Anyhoooo… While walking on the famous pier I thought I’d better get Nick a little gift, and what better to buy in Brighton than the famous Brighton rock? Rock is kind of like a stripey candy cane in the US, but it’s sold in straight sticks, not curved canes. The name of the seaside town where it is made/sold is embedded in the centre of the tubular stick in such a way that the letters can be read all the way down the stick, even once it is half-eaten. Apparently making it is quite a process and the lettering has to be created by hand from long strips of toffee before being rolled in the white base of the candy and then rolled in the coloured toffee to make the external stripes. Phew! There’s also something kind of fascinating about the embeded letters that stay constant no matter how much of the stick you eat. Anyway, it’s the classic gift from Brighton and so I bought Nick a stick.
As we are constantly reminded in the press and on TV, people are increasingly reading the labels of everything they buy. I myself am an inveterate reader of labels – no aspartame, no E-numbers, no tartrazine please etc etc etc. But sometimes you have a momentary lapse of reason. Sometimes you get something home and think yikes – how did that get in here?? Well, that’s pretty much the story of my stick of rock. I got it home and gave it to Nick & then idly read the ingretient list. Yes, I know, what was I expecting? Quinoa and organic honey?? Even so, I wasn’t quite prepared for the list that confronted me: [The italics, btw, are all my own – clearly no company is insane enough to put THAT much info on a label…]
E102 (Tartrazine – a yellow synthetic azo dye)
E122 (Carmoisine – a red synthetic azo dye)
E124 (Ponceau – a red synthetic coal tar or azo dye)

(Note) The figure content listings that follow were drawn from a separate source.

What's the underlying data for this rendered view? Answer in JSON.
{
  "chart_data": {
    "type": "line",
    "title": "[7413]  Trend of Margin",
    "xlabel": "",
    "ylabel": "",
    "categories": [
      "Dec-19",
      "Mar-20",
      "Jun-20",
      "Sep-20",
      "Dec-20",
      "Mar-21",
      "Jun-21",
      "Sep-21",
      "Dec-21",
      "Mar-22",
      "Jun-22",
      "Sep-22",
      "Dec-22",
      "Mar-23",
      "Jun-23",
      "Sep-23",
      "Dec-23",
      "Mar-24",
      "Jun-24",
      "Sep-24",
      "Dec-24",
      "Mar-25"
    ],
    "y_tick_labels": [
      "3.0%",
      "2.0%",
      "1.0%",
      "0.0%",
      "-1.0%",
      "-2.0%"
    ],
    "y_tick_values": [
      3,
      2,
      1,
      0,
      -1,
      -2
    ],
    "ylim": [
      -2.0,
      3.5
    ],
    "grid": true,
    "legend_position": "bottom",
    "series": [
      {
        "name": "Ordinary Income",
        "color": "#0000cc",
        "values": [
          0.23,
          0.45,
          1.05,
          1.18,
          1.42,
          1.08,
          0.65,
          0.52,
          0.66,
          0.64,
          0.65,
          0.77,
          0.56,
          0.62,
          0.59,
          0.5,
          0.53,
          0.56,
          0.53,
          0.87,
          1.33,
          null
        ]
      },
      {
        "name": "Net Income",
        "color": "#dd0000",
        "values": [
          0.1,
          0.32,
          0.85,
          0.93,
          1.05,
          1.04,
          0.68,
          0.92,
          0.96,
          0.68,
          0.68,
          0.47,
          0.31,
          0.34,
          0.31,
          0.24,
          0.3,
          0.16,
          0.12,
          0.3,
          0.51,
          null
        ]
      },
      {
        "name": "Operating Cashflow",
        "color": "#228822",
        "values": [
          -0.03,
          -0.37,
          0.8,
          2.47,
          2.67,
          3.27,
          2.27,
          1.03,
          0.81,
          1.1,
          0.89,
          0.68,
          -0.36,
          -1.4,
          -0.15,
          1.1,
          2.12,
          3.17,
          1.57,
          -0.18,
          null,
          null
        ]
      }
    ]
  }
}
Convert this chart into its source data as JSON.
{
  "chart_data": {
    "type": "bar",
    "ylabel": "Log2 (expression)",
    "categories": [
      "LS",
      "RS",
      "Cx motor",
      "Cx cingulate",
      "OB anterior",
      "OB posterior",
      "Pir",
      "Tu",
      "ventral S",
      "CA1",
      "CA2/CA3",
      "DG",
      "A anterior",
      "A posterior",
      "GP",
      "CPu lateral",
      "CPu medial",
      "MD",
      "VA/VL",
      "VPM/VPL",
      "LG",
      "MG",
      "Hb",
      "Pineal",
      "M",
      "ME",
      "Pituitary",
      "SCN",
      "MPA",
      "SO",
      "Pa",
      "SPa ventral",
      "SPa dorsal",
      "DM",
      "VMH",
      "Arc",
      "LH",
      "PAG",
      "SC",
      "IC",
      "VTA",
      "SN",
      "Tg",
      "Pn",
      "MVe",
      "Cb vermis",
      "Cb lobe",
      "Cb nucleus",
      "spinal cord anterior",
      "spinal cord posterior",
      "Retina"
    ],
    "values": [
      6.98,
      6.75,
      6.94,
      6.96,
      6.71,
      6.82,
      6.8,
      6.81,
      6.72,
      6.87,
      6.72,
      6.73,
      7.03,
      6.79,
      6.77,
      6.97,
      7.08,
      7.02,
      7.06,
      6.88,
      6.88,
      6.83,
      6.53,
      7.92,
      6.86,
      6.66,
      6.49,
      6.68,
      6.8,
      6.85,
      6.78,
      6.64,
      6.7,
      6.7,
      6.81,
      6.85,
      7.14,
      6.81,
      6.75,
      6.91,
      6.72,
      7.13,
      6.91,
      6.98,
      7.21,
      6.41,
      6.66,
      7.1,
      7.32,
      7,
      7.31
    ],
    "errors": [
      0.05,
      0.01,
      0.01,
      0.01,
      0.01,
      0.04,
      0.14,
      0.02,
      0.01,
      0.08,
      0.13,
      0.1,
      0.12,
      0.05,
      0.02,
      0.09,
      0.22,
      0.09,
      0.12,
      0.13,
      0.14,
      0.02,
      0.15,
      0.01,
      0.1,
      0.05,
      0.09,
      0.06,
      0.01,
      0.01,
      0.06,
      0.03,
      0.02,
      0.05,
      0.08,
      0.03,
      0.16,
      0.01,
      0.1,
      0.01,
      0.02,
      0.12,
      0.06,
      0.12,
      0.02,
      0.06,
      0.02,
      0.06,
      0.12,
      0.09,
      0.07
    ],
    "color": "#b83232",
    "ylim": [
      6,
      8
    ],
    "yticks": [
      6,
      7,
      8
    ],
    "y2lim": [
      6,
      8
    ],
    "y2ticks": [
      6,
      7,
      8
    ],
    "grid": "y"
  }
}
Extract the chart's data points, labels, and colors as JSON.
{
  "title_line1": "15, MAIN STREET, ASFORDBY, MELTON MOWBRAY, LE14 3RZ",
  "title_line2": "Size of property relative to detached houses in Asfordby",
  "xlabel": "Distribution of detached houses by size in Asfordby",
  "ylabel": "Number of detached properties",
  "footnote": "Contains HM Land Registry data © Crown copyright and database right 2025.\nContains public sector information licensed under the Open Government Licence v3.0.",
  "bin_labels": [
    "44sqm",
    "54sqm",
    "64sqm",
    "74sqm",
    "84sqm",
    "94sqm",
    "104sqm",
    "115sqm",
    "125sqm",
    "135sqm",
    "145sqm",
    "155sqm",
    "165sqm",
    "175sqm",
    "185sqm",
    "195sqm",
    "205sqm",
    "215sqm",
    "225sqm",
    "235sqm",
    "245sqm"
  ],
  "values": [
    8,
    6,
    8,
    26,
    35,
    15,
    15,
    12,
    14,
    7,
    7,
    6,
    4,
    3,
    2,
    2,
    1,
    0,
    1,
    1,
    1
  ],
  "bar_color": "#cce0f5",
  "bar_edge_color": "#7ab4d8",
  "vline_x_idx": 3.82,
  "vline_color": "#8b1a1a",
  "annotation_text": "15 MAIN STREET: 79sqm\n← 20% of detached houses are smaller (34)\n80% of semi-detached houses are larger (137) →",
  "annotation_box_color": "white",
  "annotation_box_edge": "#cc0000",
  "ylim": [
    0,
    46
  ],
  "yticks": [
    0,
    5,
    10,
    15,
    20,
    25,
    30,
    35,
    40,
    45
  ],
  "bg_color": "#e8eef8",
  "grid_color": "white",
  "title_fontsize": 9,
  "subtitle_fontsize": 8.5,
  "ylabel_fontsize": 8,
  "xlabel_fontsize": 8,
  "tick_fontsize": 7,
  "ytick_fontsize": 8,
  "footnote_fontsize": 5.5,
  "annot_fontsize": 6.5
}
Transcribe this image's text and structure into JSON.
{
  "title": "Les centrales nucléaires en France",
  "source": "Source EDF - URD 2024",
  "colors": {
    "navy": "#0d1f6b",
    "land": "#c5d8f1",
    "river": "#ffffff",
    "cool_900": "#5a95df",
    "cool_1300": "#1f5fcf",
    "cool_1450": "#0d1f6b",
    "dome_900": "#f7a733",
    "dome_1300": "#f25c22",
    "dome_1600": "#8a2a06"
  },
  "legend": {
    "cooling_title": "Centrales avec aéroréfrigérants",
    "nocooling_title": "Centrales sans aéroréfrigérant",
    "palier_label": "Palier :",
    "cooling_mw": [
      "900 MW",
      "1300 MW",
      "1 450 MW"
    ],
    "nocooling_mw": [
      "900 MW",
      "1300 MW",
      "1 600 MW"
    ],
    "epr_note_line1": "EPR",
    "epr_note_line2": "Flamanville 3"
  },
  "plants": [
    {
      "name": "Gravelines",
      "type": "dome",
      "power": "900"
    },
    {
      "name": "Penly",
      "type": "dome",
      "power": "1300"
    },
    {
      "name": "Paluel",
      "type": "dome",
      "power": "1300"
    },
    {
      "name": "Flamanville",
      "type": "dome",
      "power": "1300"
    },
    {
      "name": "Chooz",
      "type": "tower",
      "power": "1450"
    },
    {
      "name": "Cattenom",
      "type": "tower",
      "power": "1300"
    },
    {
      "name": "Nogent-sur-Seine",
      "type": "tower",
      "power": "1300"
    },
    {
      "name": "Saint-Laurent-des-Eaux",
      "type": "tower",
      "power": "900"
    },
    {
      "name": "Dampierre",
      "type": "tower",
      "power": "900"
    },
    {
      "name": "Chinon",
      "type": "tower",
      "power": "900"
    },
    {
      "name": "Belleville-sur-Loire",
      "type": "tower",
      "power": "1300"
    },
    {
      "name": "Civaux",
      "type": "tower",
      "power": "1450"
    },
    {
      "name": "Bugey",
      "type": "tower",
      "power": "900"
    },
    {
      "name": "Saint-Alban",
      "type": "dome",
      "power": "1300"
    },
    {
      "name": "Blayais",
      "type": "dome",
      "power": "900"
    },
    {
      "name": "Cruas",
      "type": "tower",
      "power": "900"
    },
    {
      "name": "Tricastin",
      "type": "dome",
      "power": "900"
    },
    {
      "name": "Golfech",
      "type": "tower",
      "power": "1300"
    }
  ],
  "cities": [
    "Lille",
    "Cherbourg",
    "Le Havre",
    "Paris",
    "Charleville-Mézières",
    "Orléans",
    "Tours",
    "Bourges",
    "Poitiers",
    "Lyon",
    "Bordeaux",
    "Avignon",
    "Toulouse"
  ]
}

E129 (Allura red – a red synthetic coal tar or azo dye)
E132 (Indigotine – a blue synthetic coal tar dye)
E142 (Green S – a green synthetic coal tar dye)
E171 (Titanium dioxide – white colour extracted from the mineral ilmenite, a heavy metallic oxide mineral)
E133 (Brilliant Blue – a blue synthetic coal tar dye)
In case you were wondering, an azo dye is "one of an extensive range of synthetic organic dye made from aniline, by first converting it with sodium nitrite to a diazonium chloride salt which is then reacted with other aromatic amines, phenols and sulphonic acids. The well known indicator methyl-orange is formed by making the diazo salt of sulphanilic acid, and reacting the product with dimethylaniline" (thanks, Wikipedia). I couldn’t find a specific definition for coal tar dyes, but here’s what one site had to say about them: "The specific components of coal tar used in hair dyes — aromatic amines — have been shown to mutate DNA, and to cause cancer in animals". And that was discussing coal tar dyes in permanent hair colouring. Here, we cut out the middle man (your scalp) and go straight for ingestion by putting them in a sweet!!